Much like the “great resignation,” the “great regret” has highlighted how important it is for employees and employers to be on the same page when it comes to work expectations, culture, flexibility and more. Luckily, there are ways to ensure that, as an employer, you hire only those people who are truly the right fit for your organization.
“Companies can avoid the Great Regret altogether by being proactive and constantly ensuring the culture is optimal,” Bernard Coleman, head of employee engagement at Gusto, writes in Inc.com. “There’s a saying that the best offense is a good defense. And that defense is focusing on the fundamentals of what makes an extraordinary environment and reminds staff why they stay or joined in the first place.”
In other words, focus on your values, and make sure they are aligned with those of your current employees and future hires. When interviewing, make sure you screen for “fit”—don’t let your eagerness (or desperation) to hire blind you. At WAHVE, we go through a comprehensive blind screening process that ensures potential employees fit well within our organizational culture.
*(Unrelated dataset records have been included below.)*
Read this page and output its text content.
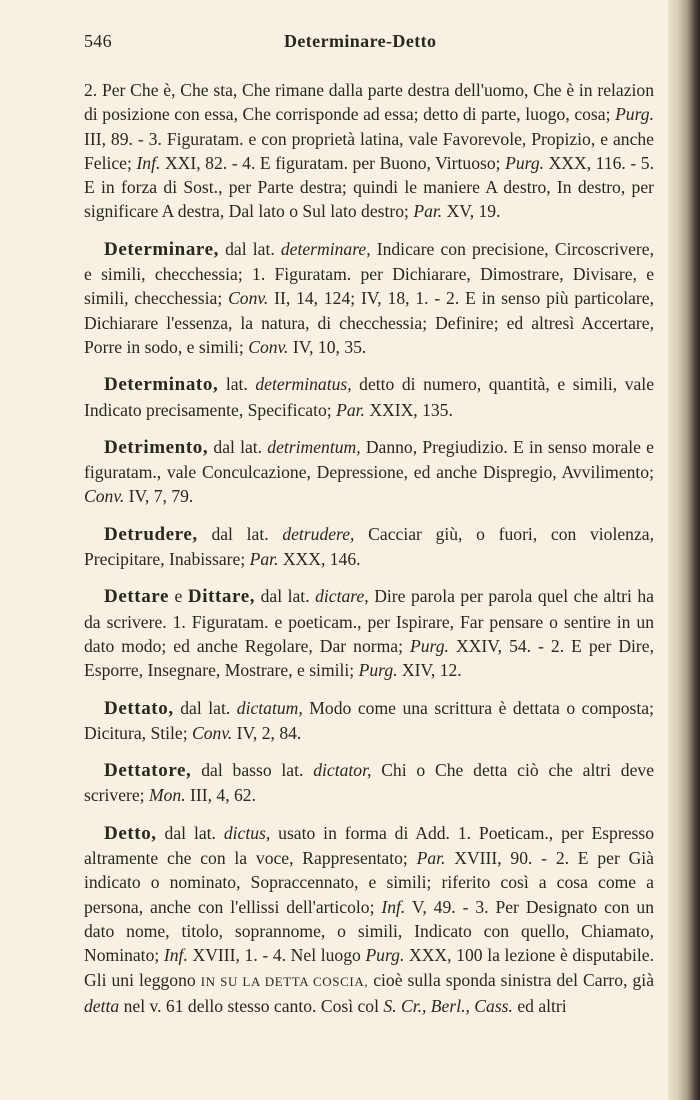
546	Determinare-Detto

2. Per Che è, Che sta, Che rimane dalla parte destra dell'uomo, Che è in relazion di posizione con essa, Che corrisponde ad essa; detto di parte, luogo, cosa; Purg. III, 89. - 3. Figuratam. e con proprietà latina, vale Favorevole, Propizio, e anche Felice; Inf. XXI, 82. - 4. E figuratam. per Buono, Virtuoso; Purg. XXX, 116. - 5. E in forza di Sost., per Parte destra; quindi le maniere A destro, In destro, per significare A destra, Dal lato o Sul lato destro; Par. XV, 19.

Determinare, dal lat. determinare, Indicare con precisione, Circoscrivere, e simili, checchessia; 1. Figuratam. per Dichiarare, Dimostrare, Divisare, e simili, checchessia; Conv. II, 14, 124; IV, 18, 1. - 2. E in senso più particolare, Dichiarare l'essenza, la natura, di checchessia; Definire; ed altresì Accertare, Porre in sodo, e simili; Conv. IV, 10, 35.

Determinato, lat. determinatus, detto di numero, quantità, e simili, vale Indicato precisamente, Specificato; Par. XXIX, 135.

Detrimento, dal lat. detrimentum, Danno, Pregiudizio. E in senso morale e figuratam., vale Conculcazione, Depressione, ed anche Dispregio, Avvilimento; Conv. IV, 7, 79.

Detrudere, dal lat. detrudere, Cacciar giù, o fuori, con violenza, Precipitare, Inabissare; Par. XXX, 146.

Dettare e Dittare, dal lat. dictare, Dire parola per parola quel che altri ha da scrivere. 1. Figuratam. e poeticam., per Ispirare, Far pensare o sentire in un dato modo; ed anche Regolare, Dar norma; Purg. XXIV, 54. - 2. E per Dire, Esporre, Insegnare, Mostrare, e simili; Purg. XIV, 12.

Dettato, dal lat. dictatum, Modo come una scrittura è dettata o composta; Dicitura, Stile; Conv. IV, 2, 84.

Dettatore, dal basso lat. dictator, Chi o Che detta ciò che altri deve scrivere; Mon. III, 4, 62.

Detto, dal lat. dictus, usato in forma di Add. 1. Poeticam., per Espresso altramente che con la voce, Rappresentato; Par. XVIII, 90. - 2. E per Già indicato o nominato, Sopraccennato, e simili; riferito così a cosa come a persona, anche con l'ellissi dell'articolo; Inf. V, 49. - 3. Per Designato con un dato nome, titolo, soprannome, o simili, Indicato con quello, Chiamato, Nominato; Inf. XVIII, 1. - 4. Nel luogo Purg. XXX, 100 la lezione è disputabile. Gli uni leggono IN SU LA DETTA COSCIA, cioè sulla sponda sinistra del Carro, già detta nel v. 61 dello stesso canto. Così col S. Cr., Berl., Cass. ed altri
Also, keep the lines of communication open. By checking in regularly with your staff, you can identify reasons why they might want to leave and address issues before you lose talented people. This regular communication—and follow up with action—also shows you take their feedback seriously and value their input. When it comes to solutions, though, remember it’s not simply about office perks, but rather about giving your people the right tools they need to do their jobs and listening to their challenges and suggestions. It means making fundamental changes such as implementing flexible schedules and facilitating remote work. And don’t just say you’re doing these things, either: Actually live it. Highlight employees who are engaging in these activities, particularly c-suite executives. Culture comes from the top.
Finally, consider drawing good talent back into the fold if they’re interested in returning. Inc.com suggests implementing an alumni program. “Communicate the latest news, and share cultural moments and all the great things they're missing. The grass is often not greener, and former talent might just need a nudge to consider coming back.”
By being authentic, communicative, flexible and proactive, we, as business leaders, can ensure that both our organizations and our people are fulfilled and inspired—and avoid the “great regret.”